Are Your Healthcare Files at Risk of Being Hacked?

Hacks targeting our healthcare infrastructure are nothing new or original, but their occurrences continue to be on the rise. In the most recent example, Florida officials revealed that a large-scale Medicaid hack could have exposed 30,000 patients sensitive medical records a few months back. With a growing threat to our privacy, why could hackers be targeting your medical information and what can you do to prevent it?

According to the FBI, healthcare organizations have been made aware of increasing data hostage situations backed by phishing emails and malware. A specific type of malware known as ‘ransomware’ is especially widespread, making up for 72% of all healthcare attacks.

Read More: 17MM Phishing Scams Blocked in 2017: DFNDR Security Revolutionizes Protection

What is Ransomware?
Ransomware focuses on capturing sensitive information and then holding it until payment is received from the targeted organization. If organizations refuse to pay, hackers will generally sell off the data or destroy it altogether.

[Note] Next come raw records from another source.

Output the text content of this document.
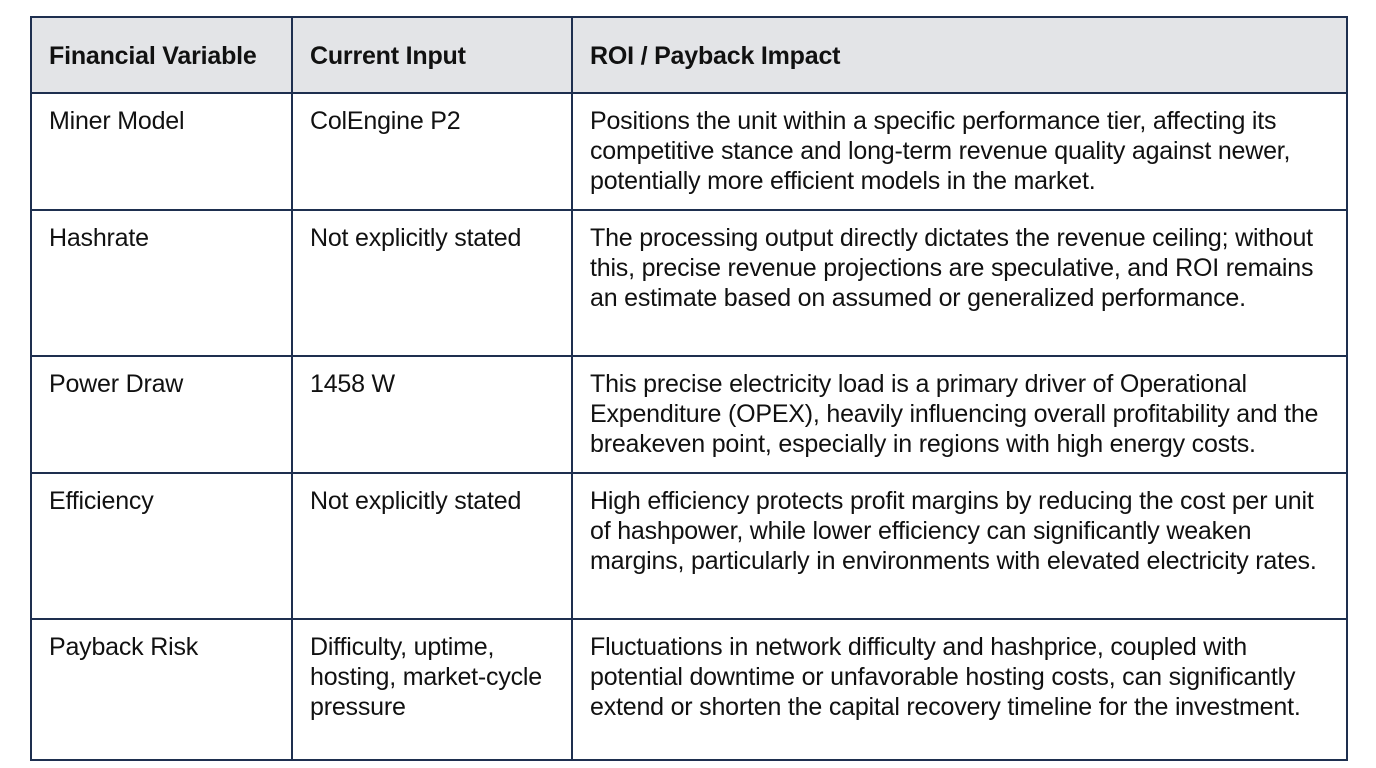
Financial Variable	Current Input	ROI / Payback Impact
Miner Model	ColEngine P2	Positions the unit within a specific performance tier, affecting its competitive stance and long-term revenue quality against newer, potentially more efficient models in the market.
Hashrate	Not explicitly stated	The processing output directly dictates the revenue ceiling; without this, precise revenue projections are speculative, and ROI remains an estimate based on assumed or generalized performance.
Power Draw	1458 W	This precise electricity load is a primary driver of Operational Expenditure (OPEX), heavily influencing overall profitability and the breakeven point, especially in regions with high energy costs.
Efficiency	Not explicitly stated	High efficiency protects profit margins by reducing the cost per unit of hashpower, while lower efficiency can significantly weaken margins, particularly in environments with elevated electricity rates.
Payback Risk	Difficulty, uptime, hosting, market-cycle pressure	Fluctuations in network difficulty and hashprice, coupled with potential downtime or unfavorable hosting costs, can significantly extend or shorten the capital recovery timeline for the investment.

According to Verizon’s 2017 Data Breach Investigations Report, holding your healthcare data ransom can be particularly lucrative:

“For the attacker, holding files for ransom is fast, low risk, and easily monetize less – especially with Bitcoin to collect anonymous payments.” – Verizon Report authors.

While some of these attacks are on the healthcare infrastructure itself, others are targeted at individuals through phishing efforts; these can easily be avoided with standard safe practices.

Watch Those Passwords!
Be conscious when creating passwords for online medical services. Design passwords that are random and complex, featuring numbers, letters, and symbols. Avoid dictionary words or phrases that a hacker can easily attempt to decode. If your passwords are getting out of hand, try a secure password management solution such as 1Password or LastPass.

Most importantly don’t give out your password or other sensitive information if asked. Healthcare companies will never send you unsolicited emails asking for passwords, social security information, or other private details. If you receive an email from a healthcare provider, avoiding click the links and instead, visit the official site by typing in the provider’s address manually into your web browser.

Medical Phone Calls Are Legitimate, Yes or No?
The same general information applies if you receive a phone call from someone claiming to be your healthcare provider, and making claims that your rates have increased or are on the financial hook for a medical procedure..Hang up the phone and call the company directly using the number provided on their website or the back of your insurance card.

We can’t do everything to stop hackers hacking from attacking our healthcare data, much of our protection is based upon the health IT infrastructure. However, following the above best practices are an excellent way to keep your sensitive information as it should be – private.